An innovative neutron spectrometer for soil moisture measurements

Abstract

Soil moisture is a crucial variable in evaluating soil properties and its interaction with the atmosphere, yet none of the techniques currently employed is fully adequate for evaluating the water content in soil over an area of hectares and depth of tens of centimeters. In recent times, it has been shown how the water content over this volume can be accurately assessed measuring changes in the epithermal flux of cosmic neutrons, which is extremely sensitive to the moderation caused by hydrogen. The instruments employed for neutron flux measurements are usually neutron counters, covered with moderator coatings for enhancing their sensitivity in the epithermal energy range.
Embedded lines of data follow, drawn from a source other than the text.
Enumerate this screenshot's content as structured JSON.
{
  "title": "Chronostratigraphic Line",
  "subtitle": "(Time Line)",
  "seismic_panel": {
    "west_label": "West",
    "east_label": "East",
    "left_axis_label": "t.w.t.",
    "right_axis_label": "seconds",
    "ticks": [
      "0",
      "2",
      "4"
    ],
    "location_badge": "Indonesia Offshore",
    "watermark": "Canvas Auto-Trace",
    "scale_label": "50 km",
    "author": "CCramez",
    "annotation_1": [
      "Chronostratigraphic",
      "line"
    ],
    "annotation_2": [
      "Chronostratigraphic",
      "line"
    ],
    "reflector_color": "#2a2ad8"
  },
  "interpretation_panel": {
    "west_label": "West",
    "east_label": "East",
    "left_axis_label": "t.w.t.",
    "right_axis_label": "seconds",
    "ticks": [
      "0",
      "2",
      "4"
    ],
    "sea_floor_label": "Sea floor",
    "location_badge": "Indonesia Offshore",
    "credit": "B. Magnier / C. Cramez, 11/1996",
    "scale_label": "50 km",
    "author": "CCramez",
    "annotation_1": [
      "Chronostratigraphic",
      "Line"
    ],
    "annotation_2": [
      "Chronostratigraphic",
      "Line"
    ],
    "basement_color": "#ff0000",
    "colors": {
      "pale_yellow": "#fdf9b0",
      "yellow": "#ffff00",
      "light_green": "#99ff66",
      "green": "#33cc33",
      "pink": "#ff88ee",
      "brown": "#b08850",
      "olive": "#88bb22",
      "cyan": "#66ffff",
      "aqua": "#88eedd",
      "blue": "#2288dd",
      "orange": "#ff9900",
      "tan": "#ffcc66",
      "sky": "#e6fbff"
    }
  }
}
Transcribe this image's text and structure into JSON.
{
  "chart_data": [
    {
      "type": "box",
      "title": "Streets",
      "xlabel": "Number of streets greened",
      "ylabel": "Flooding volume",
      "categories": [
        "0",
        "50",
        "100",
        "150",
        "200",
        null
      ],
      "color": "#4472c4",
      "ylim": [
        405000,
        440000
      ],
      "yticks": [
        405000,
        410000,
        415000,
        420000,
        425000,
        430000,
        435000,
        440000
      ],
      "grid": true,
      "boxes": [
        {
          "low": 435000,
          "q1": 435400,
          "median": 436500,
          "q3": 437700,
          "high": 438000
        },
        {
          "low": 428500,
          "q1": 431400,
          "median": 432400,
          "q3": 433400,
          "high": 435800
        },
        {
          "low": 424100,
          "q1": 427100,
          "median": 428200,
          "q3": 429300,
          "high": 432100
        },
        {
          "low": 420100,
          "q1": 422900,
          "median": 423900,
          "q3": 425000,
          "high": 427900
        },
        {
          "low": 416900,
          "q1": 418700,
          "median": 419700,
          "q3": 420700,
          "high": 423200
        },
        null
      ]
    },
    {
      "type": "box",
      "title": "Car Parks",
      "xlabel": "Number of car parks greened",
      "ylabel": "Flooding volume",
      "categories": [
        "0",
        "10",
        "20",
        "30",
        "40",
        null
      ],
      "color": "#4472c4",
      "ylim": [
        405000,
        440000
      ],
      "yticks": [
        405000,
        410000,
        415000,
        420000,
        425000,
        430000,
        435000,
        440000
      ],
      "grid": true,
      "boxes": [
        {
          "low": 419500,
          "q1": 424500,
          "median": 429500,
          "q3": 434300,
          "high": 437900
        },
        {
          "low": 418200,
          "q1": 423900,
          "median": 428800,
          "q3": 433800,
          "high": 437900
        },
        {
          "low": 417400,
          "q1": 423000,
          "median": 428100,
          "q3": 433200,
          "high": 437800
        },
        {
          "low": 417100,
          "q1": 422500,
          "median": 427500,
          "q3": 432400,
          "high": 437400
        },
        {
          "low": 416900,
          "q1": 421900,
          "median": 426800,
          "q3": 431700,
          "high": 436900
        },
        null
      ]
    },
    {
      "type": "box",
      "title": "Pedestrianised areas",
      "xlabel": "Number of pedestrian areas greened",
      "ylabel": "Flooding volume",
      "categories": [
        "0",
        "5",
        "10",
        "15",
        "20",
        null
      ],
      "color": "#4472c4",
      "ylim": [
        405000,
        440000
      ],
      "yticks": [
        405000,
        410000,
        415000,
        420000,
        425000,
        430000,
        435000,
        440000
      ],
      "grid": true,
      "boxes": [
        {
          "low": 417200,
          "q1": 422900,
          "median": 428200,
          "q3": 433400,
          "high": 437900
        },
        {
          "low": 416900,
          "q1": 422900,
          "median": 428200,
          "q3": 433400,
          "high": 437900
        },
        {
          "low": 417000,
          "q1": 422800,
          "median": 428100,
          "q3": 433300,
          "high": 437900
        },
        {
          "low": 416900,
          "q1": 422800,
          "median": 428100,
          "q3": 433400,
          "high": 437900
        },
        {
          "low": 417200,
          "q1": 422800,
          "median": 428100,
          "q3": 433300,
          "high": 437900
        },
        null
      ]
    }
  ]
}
On the other hand, the worldwide shortage of {}^{3}He caused a considerable increase in the costs associated with the manufacturing of proportional counters based on this gas, which were widely employed for their great sensitivity and noise rejection capability. In this work, we developed a {}^{3}He-free neutron spectrometer for performing these measurements, which detects neutrons in the energy range from 0.01 ev to 1 GeV. The reconstruction of the energy spectrum allows a more accurate evaluation of the epithermal neutron flux and provides other information which improves the quality of soil moisture measurements. Irradiations performed with neutron sources of {}^{241}Am and AmBe allowed to evaluate the spectrometric capability of the instrument, whereas the measurements of cosmic neutrons were employed to assess its sensitivity to cosmic radiation. The sensitivity of the instrument is slightly less than the one of the neutron counters currently employed, yet the access to the spectrometric information should provide greater accuracy in the epithermal flux measurements.